Dido pulled off a glove and felt the quality of the stuff as her mother had long ago taught her to do. It surprised her. In the window it had looked like good cloth; close to it was coarser than she had expected. Almost – but not quite – what her mother would have dismissed as ‘maid’s stuff’. And, she thought, as she pretended to consider buying, there was something else that was strange. The housemaid from Belsfield had seen this cloth in the window last month, so it had been on offer for at least so long. But the roll was still fat – no more than one dress length could have been cut from it.

‘I do not quite know,’ she said doubtingly, rubbing a corner of the blue cotton between her finger and thumb. ‘It is not such good quality as I thought.’

‘It is but three shillings a yard,’ said the woman with a deep sigh. ‘If you wish, I can show you some better stuff.’

‘No, wait a moment.’ Dido laid a hand across the roll to prevent it being removed. There was something in the woman’s manner which suggested that she had heard the same complaint many times before. So this was perhaps why she disliked the blue cloth. It was too poor for gentry: too good for servants. Unsaleable.

And yet it was not quite unsaleable: one length had been sold. Yes, one length had certainly been sold. Looking closely at the end, she could see where the shears had slashed through; a long blue thread came loose upon her finger. But to whom had that length been sold?

Since the shopkeeper was clearly no gossip, strategy alone would get her the information she required.

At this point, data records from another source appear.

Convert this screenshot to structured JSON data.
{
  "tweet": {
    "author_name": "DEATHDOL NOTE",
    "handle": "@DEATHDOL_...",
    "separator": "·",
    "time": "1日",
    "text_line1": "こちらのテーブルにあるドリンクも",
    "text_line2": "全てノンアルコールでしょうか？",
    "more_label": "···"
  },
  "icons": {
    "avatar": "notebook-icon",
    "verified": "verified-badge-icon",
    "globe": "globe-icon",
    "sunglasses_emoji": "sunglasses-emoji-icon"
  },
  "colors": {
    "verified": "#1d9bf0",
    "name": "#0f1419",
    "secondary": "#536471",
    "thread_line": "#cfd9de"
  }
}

‘I wonder…’ she began thoughtfully. ‘A friend who is unwell has asked me to look about for stuff for the Christmas dole in her household. Now I wonder…’ turning the end of the blue cloth over in her hand, ‘I wonder whether this might do for the upper servants…’

The elderly woman’s manner changed rapidly at the prospect of selling a great deal of an unpopular commodity.

‘Why yes, madam, it might do very well.’ For a moment her look of pale refinement was swallowed up in eager calculation. ‘And if your friend was to buy, say, more than twenty yards of the stuff, I might be able to see my way to only charging her two and six a yard.’

‘Oh, that is kind! Now let me see. What kind of woman might this stuff be suited to?’ She thought of those hands with the healed chilblains. A working woman who had achieved a better post? ‘It might perhaps do for the cook,’ she mused. ‘And then there is the upper housemaid.’ As she named each post doubtfully she studied the shopkeeper’s face hoping for a response or a word of encouragement; but she received nothing but a small nod. She began to wonder how large she could make her friend’s imaginary establishment.

‘And maybe it would do for the housekeeper.’

That brought an encouraging little smile.

‘Mmm, now I wonder about the housekeeper,’ pursued Dido – and she was beginning to rather enjoy her own inventiveness. ‘She really is a most superior woman, you see, and she has been in my friend’s employ for nearly twenty years. I would not wish to offend her.’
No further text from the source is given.